A Clash of Civilizations?


20-04-2010 12:00 AM

AMMONNEWS - The “Clash of Civilizations” theory was proposed by political scientist Samuel P. Huntington, in a 1993 article published in Foreign Affairs, and in a later book titled The Clash of Civilizations (1996).

Huntington’s thesis is that the conflicts of the future will be based, not on conflicts between nation states, but on conflicts between cultures and what he calls civilizations.

The major civilizations identified by Huntington are: Sinic (Chinese), Japanese, Hindu, Islamic, Orthodox (Russian), Western (Europe and North America), Latin American. Religion, Huntington says, “is a central defining characteristic of civilizations.” (The Clash of Civilizations, p. 47).

Huntington in particular predicted that there would be clashes between the West and Islamic civilization. In his Foreign Affairs article, he stated “Islam has bloody borders.”

The advent of the wars in Afghanistan and Iraq has been widely seen as a vindication of Huntington’s theory, especially among Neo-Conservatives.

To his credit, though, Huntington warned (in 1996) that imposing Western values, such as democracy, on other civilizations by force would lead to intercivilizational wars which could in turn lead to the defeat of the West. He cannot therefore be blamed for the invasion of Iraq. Indeed, he warned against just such imperialism.

What can we say about Huntington’s thesis? First of all, it is simplistic: it ignores, for example, the presence of multiple identities in one “civilization.” There are many Muslims in the United States, both immigrants and African Americans. The great majority of them are trying to be both loyal Muslims and loyal Americans. They certainly do not think of themselves as belonging to competing civilizations.

Again, there are multiple nations within what Huntington calls “Islamic civilization,” including, Arabs, Iranians, Indians, Indonesians, Turks, and so on.

Huntington’s thesis may also be a self-fulfilling prophecy. To the extent that people think of themselves as members of competing civilizations, they will act that way, and so bring about the very clash of civilizations that Huntington warns against. This is a particular temptation of leaders in the West, who might imagine themselves in competition with Islamic, or Chinese, or Russian “civilizations” and so bring about destructive cycles of competition and ruinous arms races.

The worst effect of Huntington’s thesis is that it is an artificial category which defines groups, (“civilizations”) not by what they share in common, but by their differences. Thus it leads people into thinking that their civilization is competing against others—much like rival sports teams. In particular, simplistically understood, it leads people both in Islam and in Christianity to think of each other as enemies.

(Huntington himself states: “For people seeking identity…, enemies are essential, and potentially most dangerous enemies occur across the fault lines between the world’s major civilizations.” [The Clash of Civilizations, p. 20]).

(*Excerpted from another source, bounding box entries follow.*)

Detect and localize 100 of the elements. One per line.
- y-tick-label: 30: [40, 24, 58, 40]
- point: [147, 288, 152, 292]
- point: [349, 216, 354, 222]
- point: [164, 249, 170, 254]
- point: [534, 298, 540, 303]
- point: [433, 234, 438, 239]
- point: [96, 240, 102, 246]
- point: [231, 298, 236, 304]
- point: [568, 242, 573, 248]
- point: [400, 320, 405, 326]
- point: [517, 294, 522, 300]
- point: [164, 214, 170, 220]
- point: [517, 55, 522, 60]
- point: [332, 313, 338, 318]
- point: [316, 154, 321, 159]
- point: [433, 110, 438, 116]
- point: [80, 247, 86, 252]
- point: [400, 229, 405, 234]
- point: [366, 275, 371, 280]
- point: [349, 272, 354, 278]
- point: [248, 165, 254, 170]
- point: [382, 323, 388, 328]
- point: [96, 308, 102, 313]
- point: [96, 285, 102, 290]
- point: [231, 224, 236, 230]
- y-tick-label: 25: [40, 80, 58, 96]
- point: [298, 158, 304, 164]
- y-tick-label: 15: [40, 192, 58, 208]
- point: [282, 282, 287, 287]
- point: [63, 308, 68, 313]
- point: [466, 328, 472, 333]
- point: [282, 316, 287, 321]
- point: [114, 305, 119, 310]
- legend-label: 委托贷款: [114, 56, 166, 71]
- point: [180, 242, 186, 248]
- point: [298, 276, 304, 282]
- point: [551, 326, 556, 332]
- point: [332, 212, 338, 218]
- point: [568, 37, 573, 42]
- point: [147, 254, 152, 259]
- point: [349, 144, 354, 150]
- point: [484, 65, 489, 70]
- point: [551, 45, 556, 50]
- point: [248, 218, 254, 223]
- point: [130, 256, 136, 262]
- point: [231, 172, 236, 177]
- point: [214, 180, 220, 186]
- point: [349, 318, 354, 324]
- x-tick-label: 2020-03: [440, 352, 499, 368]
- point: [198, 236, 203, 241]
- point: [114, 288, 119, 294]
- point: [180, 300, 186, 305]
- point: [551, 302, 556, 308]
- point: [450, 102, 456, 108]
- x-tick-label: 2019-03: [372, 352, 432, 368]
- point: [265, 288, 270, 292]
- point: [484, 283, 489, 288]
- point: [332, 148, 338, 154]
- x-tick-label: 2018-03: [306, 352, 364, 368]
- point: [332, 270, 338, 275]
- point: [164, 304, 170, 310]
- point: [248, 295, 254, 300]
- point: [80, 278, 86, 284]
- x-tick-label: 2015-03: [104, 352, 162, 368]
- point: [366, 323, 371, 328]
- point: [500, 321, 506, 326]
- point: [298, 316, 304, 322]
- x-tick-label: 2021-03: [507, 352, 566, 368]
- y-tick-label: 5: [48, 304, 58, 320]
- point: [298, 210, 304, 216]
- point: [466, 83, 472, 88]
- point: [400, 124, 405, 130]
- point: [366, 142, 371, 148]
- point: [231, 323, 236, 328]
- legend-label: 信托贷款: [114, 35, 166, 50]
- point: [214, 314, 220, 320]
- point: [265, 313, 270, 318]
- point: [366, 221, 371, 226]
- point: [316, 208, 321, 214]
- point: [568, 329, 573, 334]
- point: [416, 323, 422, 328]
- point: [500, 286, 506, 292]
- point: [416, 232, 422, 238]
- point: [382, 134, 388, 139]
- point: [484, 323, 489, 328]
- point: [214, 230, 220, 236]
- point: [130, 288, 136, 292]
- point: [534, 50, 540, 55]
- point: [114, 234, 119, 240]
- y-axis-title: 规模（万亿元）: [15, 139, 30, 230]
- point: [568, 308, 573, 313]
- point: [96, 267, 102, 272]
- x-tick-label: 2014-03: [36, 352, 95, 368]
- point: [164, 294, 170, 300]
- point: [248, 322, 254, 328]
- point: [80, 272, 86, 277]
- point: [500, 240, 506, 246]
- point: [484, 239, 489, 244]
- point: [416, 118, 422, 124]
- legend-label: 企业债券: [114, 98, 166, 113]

A better and alternate way of thinking is provided by the important document A Common Word, (www.acommonword.com), signed by 138 Muslim theologians and clerics. This document focuses on what Muslims and Christians have in common: a common belief in God, the importance of the commands to love God and to love one’s neighbor.

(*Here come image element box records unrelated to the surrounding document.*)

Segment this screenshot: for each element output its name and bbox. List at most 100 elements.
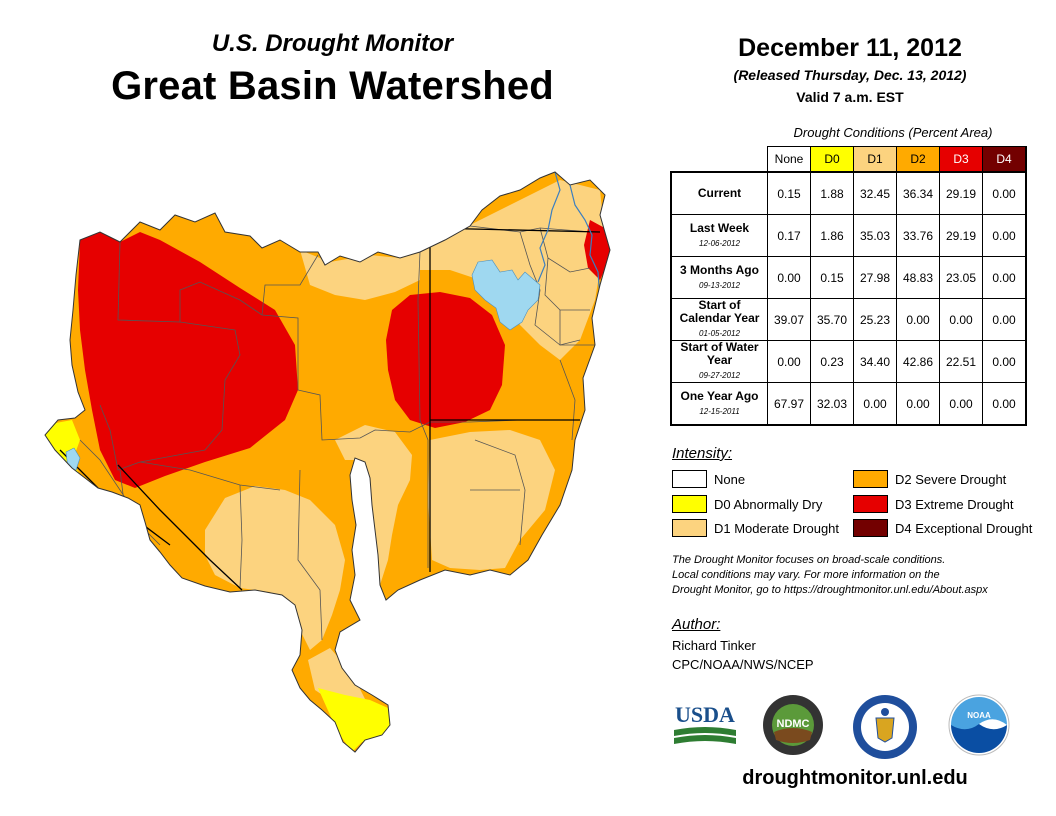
cell-d3: 29.19 [939, 214, 983, 257]
cell-d2: 0.00 [896, 382, 940, 426]
cell-d3: 0.00 [939, 382, 983, 426]
d1-central-region [205, 486, 345, 650]
legend-item-d0: D0 Abnormally Dry [672, 495, 822, 513]
col-header-d4: D4 [982, 146, 1027, 173]
svg-text:USDA: USDA [675, 702, 735, 727]
col-header-d2: D2 [896, 146, 940, 173]
cell-none: 0.00 [767, 256, 811, 299]
svg-text:NDMC: NDMC [777, 718, 810, 730]
cell-d0: 1.88 [810, 171, 854, 215]
legend-item-d3: D3 Extreme Drought [853, 495, 1014, 513]
about-link[interactable]: Drought Monitor, go to https://droughtmo… [672, 584, 988, 596]
ndmc-logo: NDMC [763, 695, 823, 755]
row-date: 09-27-2012 [699, 371, 740, 380]
legend-swatch [672, 470, 707, 488]
d1-east-region [428, 430, 555, 570]
table-header-row: None D0 D1 D2 D3 D4 [671, 146, 1027, 173]
cell-d0: 1.86 [810, 214, 854, 257]
d1-south-lobe-region [335, 425, 412, 585]
cell-none: 0.17 [767, 214, 811, 257]
table-row: Last Week 12-06-2012 0.17 1.86 35.03 33.76 29.… [670, 214, 1027, 257]
cell-d0: 0.15 [810, 256, 854, 299]
river [537, 172, 561, 283]
valid-time: Valid 7 a.m. EST [796, 89, 904, 105]
legend-item-d2: D2 Severe Drought [853, 470, 1006, 488]
cell-d2: 33.76 [896, 214, 940, 257]
cell-d4: 0.00 [982, 382, 1027, 426]
row-label: Last Week 12-06-2012 [670, 214, 768, 257]
cell-d3: 23.05 [939, 256, 983, 299]
table-row: 3 Months Ago 09-13-2012 0.00 0.15 27.98 48.83… [670, 256, 1027, 299]
cell-d2: 36.34 [896, 171, 940, 215]
author-name: Richard Tinker [672, 638, 756, 653]
legend-swatch [672, 495, 707, 513]
legend-item-none: None [672, 470, 745, 488]
cell-d1: 0.00 [853, 382, 897, 426]
great-salt-lake [471, 259, 541, 331]
author-label: Author: [672, 616, 721, 633]
table-caption: Drought Conditions (Percent Area) [793, 125, 993, 140]
row-label: One Year Ago 12-15-2011 [670, 382, 768, 426]
row-label: 3 Months Ago 09-13-2012 [670, 256, 768, 299]
website-url[interactable]: droughtmonitor.unl.edu [742, 767, 968, 789]
d3-northeast-region [584, 220, 610, 280]
d1-northeast-region [420, 180, 605, 360]
cell-d1: 27.98 [853, 256, 897, 299]
map-subtitle: U.S. Drought Monitor [211, 30, 454, 57]
cell-d0: 0.23 [810, 340, 854, 383]
cell-none: 0.15 [767, 171, 811, 215]
cell-d2: 48.83 [896, 256, 940, 299]
legend-swatch [853, 470, 888, 488]
row-label: Start of Water Year 09-27-2012 [670, 340, 768, 383]
row-date: 12-06-2012 [699, 238, 740, 248]
release-date: (Released Thursday, Dec. 13, 2012) [733, 67, 967, 83]
cell-d3: 22.51 [939, 340, 983, 383]
river-east [569, 184, 601, 301]
cell-d1: 32.45 [853, 171, 897, 215]
table-row: Start of Calendar Year 01-05-2012 39.07 35.… [670, 298, 1027, 341]
drought-map [44, 171, 611, 753]
cell-none: 0.00 [767, 340, 811, 383]
cell-d2: 0.00 [896, 298, 940, 341]
row-date: 01-05-2012 [699, 329, 740, 338]
legend-item-d1: D1 Moderate Drought [672, 519, 839, 537]
drought-conditions-table: None D0 D1 D2 D3 D4 Current 0.15 1.88 32.45… [670, 146, 1027, 426]
svg-text:NOAA: NOAA [967, 711, 991, 720]
cell-d0: 32.03 [810, 382, 854, 426]
cell-d4: 0.00 [982, 171, 1027, 215]
col-header-d3: D3 [939, 146, 983, 173]
noaa-logo: NOAA [948, 694, 1010, 756]
table-corner [671, 147, 768, 173]
cell-d2: 42.86 [896, 340, 940, 383]
cell-d1: 34.40 [853, 340, 897, 383]
legend-item-d4: D4 Exceptional Drought [853, 519, 1032, 537]
legend-swatch [853, 495, 888, 513]
basin-outline [44, 171, 611, 753]
d0-south-region [318, 688, 390, 752]
map-title: Great Basin Watershed [111, 64, 554, 108]
col-header-none: None [767, 146, 811, 173]
map-date: December 11, 2012 [738, 34, 962, 62]
cell-d4: 0.00 [982, 298, 1027, 341]
cell-d1: 35.03 [853, 214, 897, 257]
cell-none: 67.97 [767, 382, 811, 426]
col-header-d0: D0 [810, 146, 854, 173]
usda-logo: USDA [674, 702, 736, 744]
doc-seal-logo [853, 695, 917, 759]
cell-none: 39.07 [767, 298, 811, 341]
cell-d4: 0.00 [982, 340, 1027, 383]
cell-d1: 25.23 [853, 298, 897, 341]
row-label: Current [670, 171, 768, 215]
info-note: The Drought Monitor focuses on broad-sca… [672, 553, 1042, 598]
intensity-label: Intensity: [672, 445, 733, 462]
cell-d4: 0.00 [982, 256, 1027, 299]
table-row: Start of Water Year 09-27-2012 0.00 0.23 34.… [670, 340, 1027, 383]
legend-swatch [853, 519, 888, 537]
d3-west-region [78, 232, 298, 488]
cell-d3: 29.19 [939, 171, 983, 215]
table-row: Current 0.15 1.88 32.45 36.34 29.19 0.00 [670, 171, 1027, 215]
author-org: CPC/NOAA/NWS/NCEP [672, 657, 814, 672]
cell-d0: 35.70 [810, 298, 854, 341]
cell-d4: 0.00 [982, 214, 1027, 257]
d3-central-region [386, 292, 505, 428]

This document has been widely accepted in Islam (and Christianity), and is becoming a consensus (ijma) document, in which case it would be normative in Islam. This raises the possibility that, even after centuries of enmity, Muslims and Christians could begin seeing each other as friends and partners, not enemies.

Indeed, Catholics and Lutherans were enemies for about 400 years, and yet when they began to focus on what they had in common, rather than on attempting to prove the other side wrong, they made great progress in trusting one another, in finding areas of agreement, and in reconciling areas of difference.

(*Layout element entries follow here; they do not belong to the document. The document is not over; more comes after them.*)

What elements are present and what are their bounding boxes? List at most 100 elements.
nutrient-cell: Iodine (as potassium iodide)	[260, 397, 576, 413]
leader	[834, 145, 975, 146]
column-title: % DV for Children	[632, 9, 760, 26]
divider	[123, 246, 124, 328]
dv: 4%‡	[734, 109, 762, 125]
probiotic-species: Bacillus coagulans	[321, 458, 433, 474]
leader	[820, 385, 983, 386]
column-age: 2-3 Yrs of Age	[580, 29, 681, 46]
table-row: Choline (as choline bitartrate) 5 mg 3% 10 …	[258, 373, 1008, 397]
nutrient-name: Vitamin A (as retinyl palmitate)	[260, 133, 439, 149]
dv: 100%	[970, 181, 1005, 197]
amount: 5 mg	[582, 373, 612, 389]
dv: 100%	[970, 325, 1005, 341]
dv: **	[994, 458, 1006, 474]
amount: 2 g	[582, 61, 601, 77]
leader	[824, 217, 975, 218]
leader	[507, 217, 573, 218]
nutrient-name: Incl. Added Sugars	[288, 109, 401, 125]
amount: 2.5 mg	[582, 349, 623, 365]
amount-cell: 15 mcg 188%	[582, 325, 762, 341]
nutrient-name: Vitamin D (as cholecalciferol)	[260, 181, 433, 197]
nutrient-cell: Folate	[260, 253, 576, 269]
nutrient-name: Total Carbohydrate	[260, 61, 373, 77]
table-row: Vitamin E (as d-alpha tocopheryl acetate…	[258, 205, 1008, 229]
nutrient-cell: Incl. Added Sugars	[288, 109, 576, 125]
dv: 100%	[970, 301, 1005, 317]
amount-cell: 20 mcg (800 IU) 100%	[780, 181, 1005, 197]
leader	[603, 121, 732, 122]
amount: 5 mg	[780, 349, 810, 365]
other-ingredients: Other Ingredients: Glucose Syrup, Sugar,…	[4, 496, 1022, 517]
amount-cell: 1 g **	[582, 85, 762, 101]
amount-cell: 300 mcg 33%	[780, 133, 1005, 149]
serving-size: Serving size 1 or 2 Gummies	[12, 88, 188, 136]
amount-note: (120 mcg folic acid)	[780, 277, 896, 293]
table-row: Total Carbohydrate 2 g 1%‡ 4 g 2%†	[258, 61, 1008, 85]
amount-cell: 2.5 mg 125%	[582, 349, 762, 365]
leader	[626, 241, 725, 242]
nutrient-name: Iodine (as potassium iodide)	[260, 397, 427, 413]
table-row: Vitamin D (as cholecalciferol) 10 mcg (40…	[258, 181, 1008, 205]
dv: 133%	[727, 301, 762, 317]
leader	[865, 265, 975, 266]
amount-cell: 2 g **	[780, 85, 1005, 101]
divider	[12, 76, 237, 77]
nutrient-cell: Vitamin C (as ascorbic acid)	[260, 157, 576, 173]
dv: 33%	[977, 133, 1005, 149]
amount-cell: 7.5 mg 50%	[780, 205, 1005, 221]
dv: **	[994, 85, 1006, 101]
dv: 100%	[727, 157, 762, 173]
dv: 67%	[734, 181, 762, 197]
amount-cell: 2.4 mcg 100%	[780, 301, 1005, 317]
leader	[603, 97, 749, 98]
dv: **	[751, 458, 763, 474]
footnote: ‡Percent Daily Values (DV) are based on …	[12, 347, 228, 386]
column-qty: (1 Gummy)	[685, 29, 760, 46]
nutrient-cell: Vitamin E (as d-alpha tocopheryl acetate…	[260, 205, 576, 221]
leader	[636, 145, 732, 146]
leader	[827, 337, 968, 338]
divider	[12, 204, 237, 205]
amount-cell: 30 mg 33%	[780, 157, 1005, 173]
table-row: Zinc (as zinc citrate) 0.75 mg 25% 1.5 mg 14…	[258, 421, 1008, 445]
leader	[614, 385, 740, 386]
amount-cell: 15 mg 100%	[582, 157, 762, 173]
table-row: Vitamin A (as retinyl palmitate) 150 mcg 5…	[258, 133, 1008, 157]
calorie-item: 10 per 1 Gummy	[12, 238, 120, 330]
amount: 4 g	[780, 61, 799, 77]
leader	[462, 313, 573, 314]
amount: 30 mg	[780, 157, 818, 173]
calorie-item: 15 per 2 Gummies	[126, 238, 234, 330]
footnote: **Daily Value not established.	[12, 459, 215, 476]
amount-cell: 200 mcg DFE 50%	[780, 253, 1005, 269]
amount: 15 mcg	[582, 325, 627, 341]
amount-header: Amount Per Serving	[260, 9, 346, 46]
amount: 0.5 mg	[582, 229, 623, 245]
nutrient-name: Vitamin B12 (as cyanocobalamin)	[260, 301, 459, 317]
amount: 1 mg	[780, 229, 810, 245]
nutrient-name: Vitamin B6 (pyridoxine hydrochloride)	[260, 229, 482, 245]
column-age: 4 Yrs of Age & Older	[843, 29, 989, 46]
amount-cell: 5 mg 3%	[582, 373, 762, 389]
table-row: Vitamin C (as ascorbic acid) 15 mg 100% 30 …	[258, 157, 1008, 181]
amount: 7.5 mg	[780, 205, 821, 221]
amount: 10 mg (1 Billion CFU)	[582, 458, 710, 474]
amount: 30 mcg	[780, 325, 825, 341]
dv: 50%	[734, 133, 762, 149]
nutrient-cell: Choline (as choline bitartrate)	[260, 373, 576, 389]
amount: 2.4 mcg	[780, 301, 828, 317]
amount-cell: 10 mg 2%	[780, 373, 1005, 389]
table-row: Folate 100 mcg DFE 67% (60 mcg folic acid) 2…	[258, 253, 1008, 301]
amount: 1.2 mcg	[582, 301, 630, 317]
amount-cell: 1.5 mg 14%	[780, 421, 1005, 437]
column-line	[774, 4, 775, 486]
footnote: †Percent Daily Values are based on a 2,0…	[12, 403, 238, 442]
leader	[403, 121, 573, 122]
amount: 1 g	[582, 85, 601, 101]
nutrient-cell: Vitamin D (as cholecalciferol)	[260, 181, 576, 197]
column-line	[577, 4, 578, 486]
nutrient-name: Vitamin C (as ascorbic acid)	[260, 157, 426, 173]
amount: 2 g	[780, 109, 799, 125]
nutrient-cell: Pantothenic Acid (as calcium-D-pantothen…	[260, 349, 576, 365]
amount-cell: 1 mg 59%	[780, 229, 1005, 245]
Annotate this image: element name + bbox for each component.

Thus, today, Catholics and Lutherans intermarry, work together, and teach together (we have Lutherans and Catholics on our faculty at St. Thomas). The same thing could happen to Muslims and Christians, if we can learn to consider what we have in common, and focus on working together for peace, justice, and a more equitable distribution of wealth.

Let us imagine, then what the world would look like if Muslims and Christians put war and polemics behind them, and, based on their common belief in God and the love of neighbor, they could work together for world prosperity and peace.

The billions of dollars now spent on wars could be spent instead on projects of peace. Now each day I read in the news about the wars in Afghanistan and Iraq. But imagine if I read instead about Muslims and Christian cooperating to dig wells in Nigerian villages, or to replant trees in Ethiopia, or to treat victims of AIDs in Africa, or to build homeless shelters in cities in the U.S. Imagine if the evening news were not filled with accounts of war, but of Muslims and Christians cooperating locally to care for the homeless, feed the poor, educate children, and so on.

Such a change is possible, but only if we reject the “Clash of Civilizations” thesis and instead focus on what Muslims and Christians share in common—the importance of the love of God and neighbor. Love of neighbor in turn leads to cooperative action to help those in need. And such action would be a powerful symbol that Muslims and Christians can indeed work together towards world peace, one of the main goals envisioned in A Common Word.

The Author, Dr. Terence Nichols, is Co-Director of Muslim-Christian Dialogue Center at the University of St. Thomas in Minnesota, USA. He contributed this article to Ammon News.